肉を目の前に待たされたパピーが、うるうるしながらこっちを見ている。ごめんよパピー、つい熱くなっちまった。


 俺は薄くスライスした生肝臓なまレバーをパピーにあげると、パピーから美味しいと反応が返ってくる。


 本当はパピーに最初に食べさせてあげたいのだが、群れの上位者から食事をとるのが狼のルールだ。
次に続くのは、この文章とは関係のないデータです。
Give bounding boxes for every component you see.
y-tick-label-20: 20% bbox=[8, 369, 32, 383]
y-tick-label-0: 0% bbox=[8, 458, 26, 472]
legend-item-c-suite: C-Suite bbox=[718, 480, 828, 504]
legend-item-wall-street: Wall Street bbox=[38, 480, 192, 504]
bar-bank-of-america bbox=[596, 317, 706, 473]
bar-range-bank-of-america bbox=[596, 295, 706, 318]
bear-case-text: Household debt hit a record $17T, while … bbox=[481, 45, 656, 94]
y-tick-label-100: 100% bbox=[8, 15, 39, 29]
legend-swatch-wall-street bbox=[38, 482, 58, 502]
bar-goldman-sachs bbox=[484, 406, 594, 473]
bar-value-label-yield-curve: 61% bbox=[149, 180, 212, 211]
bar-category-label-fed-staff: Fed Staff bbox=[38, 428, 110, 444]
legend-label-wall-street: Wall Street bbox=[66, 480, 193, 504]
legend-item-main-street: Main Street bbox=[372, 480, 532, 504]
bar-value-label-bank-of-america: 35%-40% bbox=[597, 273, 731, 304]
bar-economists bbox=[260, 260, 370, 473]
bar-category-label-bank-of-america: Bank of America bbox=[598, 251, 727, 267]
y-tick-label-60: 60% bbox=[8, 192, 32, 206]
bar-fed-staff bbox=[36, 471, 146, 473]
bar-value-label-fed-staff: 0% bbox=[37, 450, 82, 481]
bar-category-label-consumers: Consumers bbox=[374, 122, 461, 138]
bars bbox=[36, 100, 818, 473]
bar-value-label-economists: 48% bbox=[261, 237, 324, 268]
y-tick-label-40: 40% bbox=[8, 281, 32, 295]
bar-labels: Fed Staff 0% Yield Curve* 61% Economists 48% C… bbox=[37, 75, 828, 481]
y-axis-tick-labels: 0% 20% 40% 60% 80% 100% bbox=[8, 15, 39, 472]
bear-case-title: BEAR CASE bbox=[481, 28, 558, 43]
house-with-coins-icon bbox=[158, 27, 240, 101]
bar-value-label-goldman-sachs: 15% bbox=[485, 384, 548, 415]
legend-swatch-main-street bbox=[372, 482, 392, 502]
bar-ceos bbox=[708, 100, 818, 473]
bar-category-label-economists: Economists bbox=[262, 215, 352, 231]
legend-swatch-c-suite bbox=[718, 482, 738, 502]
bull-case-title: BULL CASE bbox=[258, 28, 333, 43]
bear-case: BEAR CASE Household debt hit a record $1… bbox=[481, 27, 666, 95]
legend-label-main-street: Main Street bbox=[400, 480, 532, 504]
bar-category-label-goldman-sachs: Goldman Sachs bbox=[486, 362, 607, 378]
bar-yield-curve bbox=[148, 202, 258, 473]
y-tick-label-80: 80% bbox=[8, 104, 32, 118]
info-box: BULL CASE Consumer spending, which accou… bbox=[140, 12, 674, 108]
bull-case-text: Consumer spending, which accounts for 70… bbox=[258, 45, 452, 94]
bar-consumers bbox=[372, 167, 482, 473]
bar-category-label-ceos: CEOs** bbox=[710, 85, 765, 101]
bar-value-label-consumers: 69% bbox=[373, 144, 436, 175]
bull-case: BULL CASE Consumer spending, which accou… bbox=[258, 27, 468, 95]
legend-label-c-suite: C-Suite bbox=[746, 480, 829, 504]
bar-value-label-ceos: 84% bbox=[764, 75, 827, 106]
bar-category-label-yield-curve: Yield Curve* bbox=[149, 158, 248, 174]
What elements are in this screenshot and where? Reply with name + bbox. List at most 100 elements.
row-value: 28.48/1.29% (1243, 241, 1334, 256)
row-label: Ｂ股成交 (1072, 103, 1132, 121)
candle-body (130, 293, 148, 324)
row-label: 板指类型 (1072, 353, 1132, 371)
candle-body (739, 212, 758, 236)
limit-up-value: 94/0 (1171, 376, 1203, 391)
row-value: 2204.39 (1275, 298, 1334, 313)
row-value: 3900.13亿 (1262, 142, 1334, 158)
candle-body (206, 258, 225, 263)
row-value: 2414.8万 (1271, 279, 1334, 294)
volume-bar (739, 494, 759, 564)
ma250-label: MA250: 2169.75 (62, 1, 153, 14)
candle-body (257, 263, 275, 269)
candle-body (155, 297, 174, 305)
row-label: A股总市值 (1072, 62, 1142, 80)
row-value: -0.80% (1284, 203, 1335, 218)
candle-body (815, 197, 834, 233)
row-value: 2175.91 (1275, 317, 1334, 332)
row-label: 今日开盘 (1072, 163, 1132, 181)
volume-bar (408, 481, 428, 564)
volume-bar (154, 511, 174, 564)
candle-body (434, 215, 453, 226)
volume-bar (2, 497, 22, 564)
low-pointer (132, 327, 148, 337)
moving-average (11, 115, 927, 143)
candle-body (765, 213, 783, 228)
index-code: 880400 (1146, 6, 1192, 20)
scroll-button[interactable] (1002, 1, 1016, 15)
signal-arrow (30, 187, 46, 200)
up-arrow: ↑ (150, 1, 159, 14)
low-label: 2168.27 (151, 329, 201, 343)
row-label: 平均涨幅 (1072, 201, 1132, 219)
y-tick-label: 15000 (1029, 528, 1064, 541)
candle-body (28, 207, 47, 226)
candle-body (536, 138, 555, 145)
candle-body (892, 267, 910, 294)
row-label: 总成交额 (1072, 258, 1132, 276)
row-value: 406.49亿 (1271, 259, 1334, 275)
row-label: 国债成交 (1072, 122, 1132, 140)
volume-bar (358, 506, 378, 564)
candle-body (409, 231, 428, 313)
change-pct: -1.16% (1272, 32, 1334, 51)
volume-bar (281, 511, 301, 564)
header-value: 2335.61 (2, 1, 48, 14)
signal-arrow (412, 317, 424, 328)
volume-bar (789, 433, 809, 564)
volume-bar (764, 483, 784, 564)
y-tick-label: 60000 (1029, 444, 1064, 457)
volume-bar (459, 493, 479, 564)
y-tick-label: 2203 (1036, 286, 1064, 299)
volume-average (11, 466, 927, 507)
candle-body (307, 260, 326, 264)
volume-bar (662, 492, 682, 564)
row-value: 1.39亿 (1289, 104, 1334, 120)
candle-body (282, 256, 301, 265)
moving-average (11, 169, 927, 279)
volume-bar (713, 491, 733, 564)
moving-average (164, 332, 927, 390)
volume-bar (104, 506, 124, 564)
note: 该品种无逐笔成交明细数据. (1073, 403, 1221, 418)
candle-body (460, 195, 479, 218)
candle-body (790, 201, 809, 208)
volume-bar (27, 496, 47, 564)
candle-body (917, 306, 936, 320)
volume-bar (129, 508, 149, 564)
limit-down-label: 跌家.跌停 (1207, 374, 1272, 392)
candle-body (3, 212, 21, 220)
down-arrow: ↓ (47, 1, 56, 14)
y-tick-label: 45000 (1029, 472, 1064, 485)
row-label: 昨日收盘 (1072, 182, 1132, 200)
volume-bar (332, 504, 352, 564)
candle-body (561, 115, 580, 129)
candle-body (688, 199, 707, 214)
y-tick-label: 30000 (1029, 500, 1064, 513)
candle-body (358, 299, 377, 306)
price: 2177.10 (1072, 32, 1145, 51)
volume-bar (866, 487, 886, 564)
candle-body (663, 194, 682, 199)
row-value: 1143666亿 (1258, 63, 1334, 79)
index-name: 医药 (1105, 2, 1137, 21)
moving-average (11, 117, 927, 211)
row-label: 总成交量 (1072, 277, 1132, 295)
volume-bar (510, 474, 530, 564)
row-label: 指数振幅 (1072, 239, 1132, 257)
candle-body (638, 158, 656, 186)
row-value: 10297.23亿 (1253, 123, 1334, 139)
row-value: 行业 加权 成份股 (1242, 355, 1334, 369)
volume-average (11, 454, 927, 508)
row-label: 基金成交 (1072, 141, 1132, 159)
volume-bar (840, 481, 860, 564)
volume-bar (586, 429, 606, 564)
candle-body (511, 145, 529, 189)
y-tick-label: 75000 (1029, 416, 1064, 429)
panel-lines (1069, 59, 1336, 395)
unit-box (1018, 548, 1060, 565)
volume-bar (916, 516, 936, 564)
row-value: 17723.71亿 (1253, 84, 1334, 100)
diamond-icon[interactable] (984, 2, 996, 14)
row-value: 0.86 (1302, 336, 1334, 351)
 飼い犬かわいさに、自分より先にご飯をあげてしまう飼い主がたまにいる。


 そういった飼い主はペットに舐められていることが多い。ああなると、飼われている犬も周囲の人間も不幸になる。


 心を鬼にして、自分の方が群れの上位者であるとアピールする必要があるのだ。


 俺はパピーは相棒だと思っている。本当は上下関係なんて決めたくない。


 でも、パピーは人間と違うルールで生きている。パピーにはパピーのルールがあるのだ。その部分を尊重して、お互いよりよい関係を築く必要がある。


 だから、俺は心を鬼にしてパピーより先に美味しい物を食べるのだ。俺が我慢できないからじゃない。


 魔素味中毒ジャンキーの俺が言っても説得力は薄いが……。かろうじて味覚強化を我慢できている。一番ひどい中毒症状からは抜け出せたはず。


 色々考えてしまったが、今は忘れて純粋に肝臓レバーを楽しもう。


 獲物を仕留めた充実感に浸りながら、大好きな相棒と一緒に美味いものを食べる。シンプルでありながら、とても幸せなことだと思う。


 嬉しそうに肝臓レバーを食べるパピーを見ながら、俺は幸せを噛み締めていた。